2.7. Clone

Clone is designed to create a deep copy of the data. Cloning is invoked via the clone operator :=:

a := b

Cloning can be also invoked via the clone initializer in a variable declaration:

var x := y

This in turn expands into clone_to_move:

var x <- clone_to_move(y)

(see clone_to_move).

2.7.1. Cloning rules and implementation details

Cloning obeys several rules.

Certain types like blocks, lambdas, and iterators can’t be cloned at all.

However, if a custom clone function exists, it is immediately called regardless of the type’s cloneability:

struct Foo {
    a : int
}

def clone ( var x : Foo; y : Foo ) {
    x.a = y.a
    print("cloned\n")
}

var l = Foo(a=1)
var cl : Foo
cl := l                 // invokes clone(cl,l)

Cloning is typically allowed between regular and temporary types (see Temporary types).

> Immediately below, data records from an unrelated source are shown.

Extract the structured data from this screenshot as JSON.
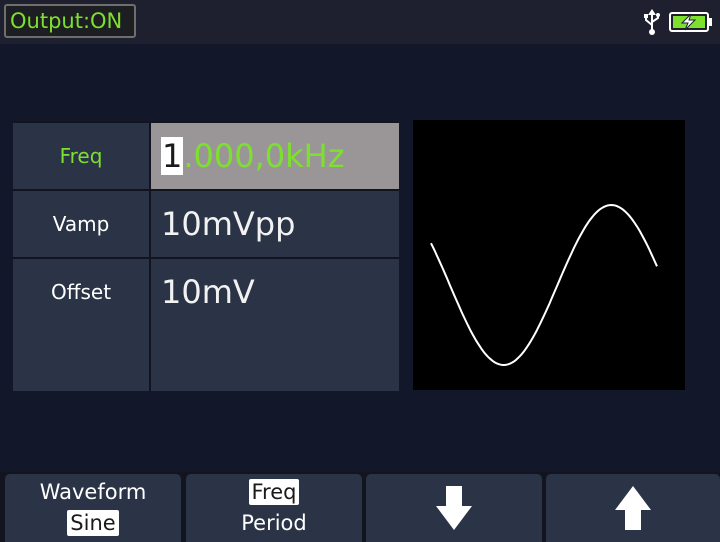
{
  "status_bar": {
    "output_label": "Output:ON",
    "icons": [
      "usb-icon",
      "battery-charging-icon"
    ],
    "output_color": "#7ee02e"
  },
  "parameters": [
    {
      "label": "Freq",
      "value_cursor": "1",
      "value_rest": ".000,0kHz",
      "selected": true
    },
    {
      "label": "Vamp",
      "value": "10mVpp",
      "selected": false
    },
    {
      "label": "Offset",
      "value": "10mV",
      "selected": false
    },
    {
      "label": "",
      "value": "",
      "selected": false
    }
  ],
  "preview": {
    "waveform": "sine"
  },
  "softkeys": [
    {
      "top_label": "Waveform",
      "bottom_label": "Sine",
      "selected": "bottom"
    },
    {
      "top_label": "Freq",
      "bottom_label": "Period",
      "selected": "top"
    },
    {
      "icon": "arrow-down-icon"
    },
    {
      "icon": "arrow-up-icon"
    }
  ],
  "colors": {
    "accent_green": "#7ee02e",
    "panel": "#2b3446",
    "selected_field": "#9a9698",
    "background": "#13172a"
  }
}
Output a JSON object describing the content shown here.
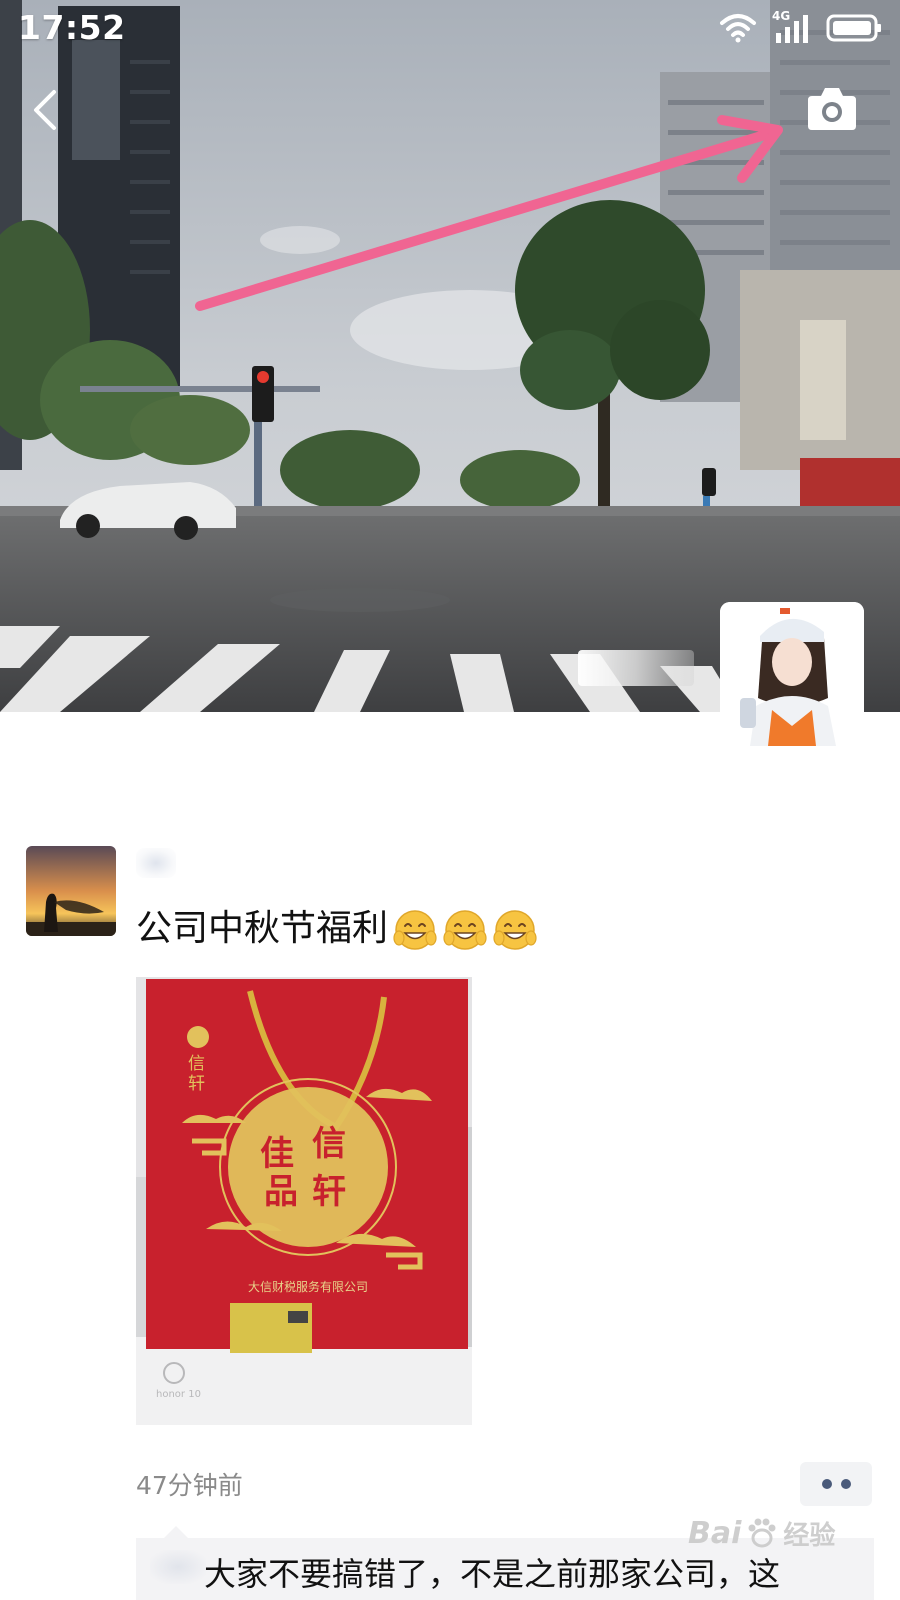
{
  "status_bar": {
    "time": "17:52",
    "network": "4G",
    "icons": [
      "wifi-icon",
      "signal-icon",
      "battery-icon"
    ]
  },
  "cover": {
    "back_icon": "chevron-left-icon",
    "camera_icon": "camera-icon",
    "annotation": "pink-arrow-pointing-to-camera"
  },
  "post": {
    "text": "公司中秋节福利",
    "emoji_icons": [
      "grin-sweat-emoji",
      "grin-sweat-emoji",
      "grin-sweat-emoji"
    ],
    "time_ago": "47分钟前",
    "image": {
      "bag_brand": "信轩",
      "bag_center": [
        "佳",
        "信",
        "品",
        "轩"
      ],
      "bag_company": "大信财税服务有限公司"
    },
    "comment_text": "大家不要搞错了，不是之前那家公司，这"
  },
  "watermark": {
    "brand": "Bai",
    "paw": "paw-icon",
    "suffix": "经验"
  },
  "colors": {
    "annotation_arrow": "#f06592",
    "bag_red": "#c8212d",
    "bag_gold": "#e2c15c",
    "timestamp_gray": "#8a8a8a",
    "more_dot": "#4a5a7a"
  }
}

POD types are copied instead of cloned:

var a,b : int
var c,d : int[10]
a := b
c := d

This expands to:

a = b
c = d

Handled types provide their own clone functionality via canClone, simulateClone, and appropriate das_clone C++ infrastructure (see Handles).

For static arrays, the clone_dim generic is called, and for dynamic arrays, the clone generic is called. Those in turn clone each of the array elements:

struct Foo {
    a : array<int>
    b : int
}

var a, b : array<Foo>
b := a
var c, d : Foo[10]
c := d

This expands to:

def builtin`clone ( var a:array<Foo aka TT> explicit; b:array<Foo> const ) {
    resize(a,length(b))
    for ( aV,bV in a,b ) {
        aV := bV
    }
}

def builtin`clone_dim ( var a:Foo[10] explicit; b:Foo const[10] implicit explicit ) {
    for ( aV,bV in a,b ) {
        aV := bV
    }
}

For tables, the clone generic is called, which in turn clones its values:

var a, b : table<string;Foo>
b := a

This expands to:

def builtin`clone ( var a:table<string aka KT;Foo aka VT> explicit; b:table<string;Foo> const ) {
    clear(a)
    for ( k,v in keys(b),values(b) ) {
        a[k] := v
    }
}

For structures, the default clone function is generated, in which each element is cloned:

struct Foo {
    a : array<int>
    b : int
}

This expands to:

def clone ( var a:Foo explicit; b:Foo const ) {
    a.a := b.a
    a.b = b.b   // note copy instead of clone
}

For tuples, each individual element is cloned:

var a, b : tuple<int;array<int>;string>
b := a

This expands to:

def clone ( var dest:tuple<int;array<int>;string> -const; src:tuple<int;array<int>;string> const -const ) {
    dest._0 = src._0
    dest._1 := src._1
    dest._2 = src._2
}

For variants, only the currently active element is cloned:

var a, b : variant<i:int;a:array<int>;s:string>
b := a

This expands to:

def clone ( var dest:variant<i:int;a:array<int>;s:string> -const; src:variant<i:int;a:array<int>;s:string> const -const ) {
    if ( src is i ) {
        set_variant_index(dest,0)
        dest.i = src.i
    } elif ( src is a ) {
        set_variant_index(dest,1)
        dest.a := src.a
    } elif ( src is s ) {
        set_variant_index(dest,2)
        dest.s = src.s
    }
}

2.7.2. clone_to_move implementation

clone_to_move is implemented via regular generics as part of the builtin module:

def clone_to_move(clone_src:auto(TT)) : TT -const {
    var clone_dest : TT
    clone_dest := clone_src
    return <- clone_dest
}

Note that for non-cloneable types, Daslang will not promote := initialize into clone_to_move.